Cosa è successo, improvvisamente o quasi, a partire dallo scorso anno – dove l’annata in gioco era la 2004 – che ha mutato repentinamente la materia colorante di questi vini? Su 85 campioni, la stragrande maggioranza aveva dei colori assolutamente normali, anzi, addirittura più evoluti e scarichi che in tempi passati: il rubino? Neanche a parlarne. Il granato? Si, nettamente, ma spesso anche accompagnato da evidenti sfumature aranciate e da bordi del tutto scarichi di colore, praticamente trasparenti. Colpa dell’annata? Ma come, se le hanno assegnato 4 stelle! E vogliamo parlare delle sensazioni gusto-olfattive? Mi sono trovato di fronte a Brunelli a cui non ero più abituato, assolutamente fedeli alle caratteristiche dell’annata, certamente penalizzati, piuttosto magri, nervosi, tannici, contraddittori nelle note dolci e allo stesso tempo verdi (non tutti, ovviamente), ma figli onesti della realtà! Finalmente.
Certo Dio non è stato molto buono con Montalcino, dopo tutto quello che ha passato, con la crisi imperante ci voleva un’annata fantastica, la 2006 sarebbe stata perfetta, ma per quella purtroppo tocca aspettare un altro anno. Nel frattempo dovremo convincere il mercato che il vino è anche questo, mutevole, vivo, dipendente dall’andamento del clima e delle stagioni, non sempre può essere come gli altri lo vogliono, a meno di inevitabili forzature di cantina. La 2005 è un’annata sincera, in alcuni casi abbiamo vini pronti e godibili, in altri bisognosi di tempo per equilibrarsi, in altri…quel che passa il convento, ci piaccia o no! Ma almeno non ci troviamo di fronte alla pantomima degli anni scorsi, chi ha lavorato bene in vigna propone un prodotto dignitoso, meritevole ancora di più proprio perché ha avuto a che fare con un’annata non facile, ed è giusto così. Vivaddio.

Discussione

3 commenti per "Pillole da Montalcino"

  1. che il vino sia mutevole e vivo come dice Roberto.
    che sia espressione dell’annata, con i suoi pregi e i suoi difetti, e che sia emozionante, sempre!

    Inviato da giovanni scarfone | 19 febbraio, 2010, 17:54
  2. Il problema e’ che adesso ne venderanno ancora di meno…con tutto quello che segue. Seppur a malincuore continuo a ritenere che si debba poter dare la possibilita’ di intervenire (limitatamente) sul disciplinare.
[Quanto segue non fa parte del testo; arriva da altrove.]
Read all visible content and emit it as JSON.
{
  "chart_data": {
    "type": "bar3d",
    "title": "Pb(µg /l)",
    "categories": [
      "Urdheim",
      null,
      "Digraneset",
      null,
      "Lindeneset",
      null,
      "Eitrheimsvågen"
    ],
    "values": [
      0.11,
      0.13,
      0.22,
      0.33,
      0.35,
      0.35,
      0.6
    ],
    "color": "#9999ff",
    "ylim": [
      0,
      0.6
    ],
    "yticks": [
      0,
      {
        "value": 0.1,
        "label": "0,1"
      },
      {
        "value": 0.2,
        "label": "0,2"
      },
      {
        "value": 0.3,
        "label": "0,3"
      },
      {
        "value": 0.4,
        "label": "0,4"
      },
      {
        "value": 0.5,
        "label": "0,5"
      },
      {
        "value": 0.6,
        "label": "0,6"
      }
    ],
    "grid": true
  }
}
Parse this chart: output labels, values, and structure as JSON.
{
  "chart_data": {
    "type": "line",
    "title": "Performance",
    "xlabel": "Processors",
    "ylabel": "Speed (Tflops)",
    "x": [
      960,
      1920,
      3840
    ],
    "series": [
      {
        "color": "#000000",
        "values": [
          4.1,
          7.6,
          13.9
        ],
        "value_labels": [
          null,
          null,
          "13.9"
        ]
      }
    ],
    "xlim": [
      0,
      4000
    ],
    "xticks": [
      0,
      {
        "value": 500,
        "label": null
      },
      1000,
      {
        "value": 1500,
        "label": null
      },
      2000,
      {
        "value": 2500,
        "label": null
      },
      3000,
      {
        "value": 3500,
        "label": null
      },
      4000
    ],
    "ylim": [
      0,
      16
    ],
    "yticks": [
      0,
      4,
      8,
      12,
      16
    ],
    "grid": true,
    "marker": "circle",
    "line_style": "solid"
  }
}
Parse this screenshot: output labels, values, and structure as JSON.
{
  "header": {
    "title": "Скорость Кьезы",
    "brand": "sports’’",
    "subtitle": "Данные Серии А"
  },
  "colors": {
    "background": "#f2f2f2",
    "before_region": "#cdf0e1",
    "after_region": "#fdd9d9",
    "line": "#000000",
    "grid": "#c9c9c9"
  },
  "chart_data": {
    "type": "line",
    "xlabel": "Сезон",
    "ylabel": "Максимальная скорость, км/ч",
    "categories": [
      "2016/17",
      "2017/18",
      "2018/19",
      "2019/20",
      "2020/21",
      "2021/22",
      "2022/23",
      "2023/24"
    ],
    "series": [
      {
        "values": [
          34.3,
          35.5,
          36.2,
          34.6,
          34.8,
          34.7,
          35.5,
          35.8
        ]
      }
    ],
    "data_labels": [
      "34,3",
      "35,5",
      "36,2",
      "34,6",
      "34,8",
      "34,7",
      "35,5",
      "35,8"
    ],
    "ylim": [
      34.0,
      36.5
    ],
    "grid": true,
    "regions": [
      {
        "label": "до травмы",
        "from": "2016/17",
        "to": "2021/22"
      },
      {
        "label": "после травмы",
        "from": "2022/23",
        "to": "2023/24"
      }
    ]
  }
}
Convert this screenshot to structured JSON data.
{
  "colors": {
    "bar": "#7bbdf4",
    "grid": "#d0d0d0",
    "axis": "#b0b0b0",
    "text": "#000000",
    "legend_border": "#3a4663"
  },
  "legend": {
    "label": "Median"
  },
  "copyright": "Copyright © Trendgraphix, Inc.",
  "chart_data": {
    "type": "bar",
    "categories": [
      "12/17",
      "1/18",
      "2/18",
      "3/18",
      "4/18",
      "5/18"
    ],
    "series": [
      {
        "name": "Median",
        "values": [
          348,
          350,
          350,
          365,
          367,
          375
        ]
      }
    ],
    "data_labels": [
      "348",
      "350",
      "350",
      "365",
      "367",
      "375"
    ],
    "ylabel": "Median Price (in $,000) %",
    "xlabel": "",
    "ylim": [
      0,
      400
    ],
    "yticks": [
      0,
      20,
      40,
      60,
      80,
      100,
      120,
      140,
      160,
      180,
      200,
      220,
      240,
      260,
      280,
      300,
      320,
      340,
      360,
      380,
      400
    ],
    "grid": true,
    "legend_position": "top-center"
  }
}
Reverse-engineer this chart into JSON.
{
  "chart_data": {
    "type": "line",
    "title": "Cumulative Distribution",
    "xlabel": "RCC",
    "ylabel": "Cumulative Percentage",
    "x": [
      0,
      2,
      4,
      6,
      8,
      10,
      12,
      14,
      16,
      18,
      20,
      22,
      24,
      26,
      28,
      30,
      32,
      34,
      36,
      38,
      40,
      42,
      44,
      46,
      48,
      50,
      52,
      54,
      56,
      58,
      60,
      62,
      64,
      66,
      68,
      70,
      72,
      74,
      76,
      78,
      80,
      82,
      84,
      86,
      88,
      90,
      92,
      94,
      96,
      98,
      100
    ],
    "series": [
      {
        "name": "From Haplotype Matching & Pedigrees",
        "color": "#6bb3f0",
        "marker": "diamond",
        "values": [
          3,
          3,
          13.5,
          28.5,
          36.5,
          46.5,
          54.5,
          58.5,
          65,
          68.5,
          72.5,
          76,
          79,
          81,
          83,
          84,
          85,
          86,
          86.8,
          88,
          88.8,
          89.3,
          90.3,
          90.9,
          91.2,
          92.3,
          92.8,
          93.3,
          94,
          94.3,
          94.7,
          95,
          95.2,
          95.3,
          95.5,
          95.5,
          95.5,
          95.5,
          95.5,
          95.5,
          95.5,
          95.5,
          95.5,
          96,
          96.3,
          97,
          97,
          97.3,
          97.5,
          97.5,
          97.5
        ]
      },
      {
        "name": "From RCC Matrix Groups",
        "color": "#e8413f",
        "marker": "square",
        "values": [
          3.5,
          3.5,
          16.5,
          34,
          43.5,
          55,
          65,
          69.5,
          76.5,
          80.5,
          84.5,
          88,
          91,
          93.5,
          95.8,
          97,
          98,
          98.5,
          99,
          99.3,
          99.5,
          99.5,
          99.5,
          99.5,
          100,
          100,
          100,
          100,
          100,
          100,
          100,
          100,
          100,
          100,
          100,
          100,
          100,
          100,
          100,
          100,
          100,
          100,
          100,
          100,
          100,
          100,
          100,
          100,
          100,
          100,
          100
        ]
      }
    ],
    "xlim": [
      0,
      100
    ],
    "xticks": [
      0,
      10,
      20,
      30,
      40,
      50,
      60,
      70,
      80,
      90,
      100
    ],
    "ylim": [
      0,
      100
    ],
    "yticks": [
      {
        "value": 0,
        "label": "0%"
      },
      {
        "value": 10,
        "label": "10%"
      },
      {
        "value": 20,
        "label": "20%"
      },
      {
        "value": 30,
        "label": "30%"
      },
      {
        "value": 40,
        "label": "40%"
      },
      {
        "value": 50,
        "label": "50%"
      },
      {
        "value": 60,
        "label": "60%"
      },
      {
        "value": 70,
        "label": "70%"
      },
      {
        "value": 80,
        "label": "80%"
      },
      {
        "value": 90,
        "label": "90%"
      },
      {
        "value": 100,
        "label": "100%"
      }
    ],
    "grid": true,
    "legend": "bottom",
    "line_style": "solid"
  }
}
    Inviato da giammichele | 24 febbraio, 2010, 07:25
  3. L’intervento sul disciplinare avrebbe un senso se riguardasse i tempi obbligatori di sosta nel legno e la durata complessiva prima della messa in commercio. Questo perché in annate minori, come ad esempio la 2005, la materia prima non ha la struttura sufficiente per reggere un periodo così lungo.
    Per quanto riguarda, invece, l’ingresso di altre uve, che sarebbero inevitabilmente quelle internazionali, si farebbe solo un gran danno, oltre al fatto che quelle uve non apportano migliorie ma trasformazioni delle caratteristiche del vino. Se il sangiovese di una certa annata non è adatto a durare a lungo, il contributo di altre uve (che non potrebbe ovviamente raggiungere quote elevate, altrimenti non avrebbe più senso chiamarlo Brunello, oltre al fatto che esiste già Sant’Antimo e Orcia nell’ambito dello stesso territorio) non cambia il risultato finale, ma favorisce anzi degli squilibri, poiché avrebbero evoluzioni diverse.
    Se cambiamo i disciplinari sulla base di esigenze di mercato non ha più senso fare disciplinari, visto che questi nascono anche per preservare le caratteristiche di un territorio e di una cultura.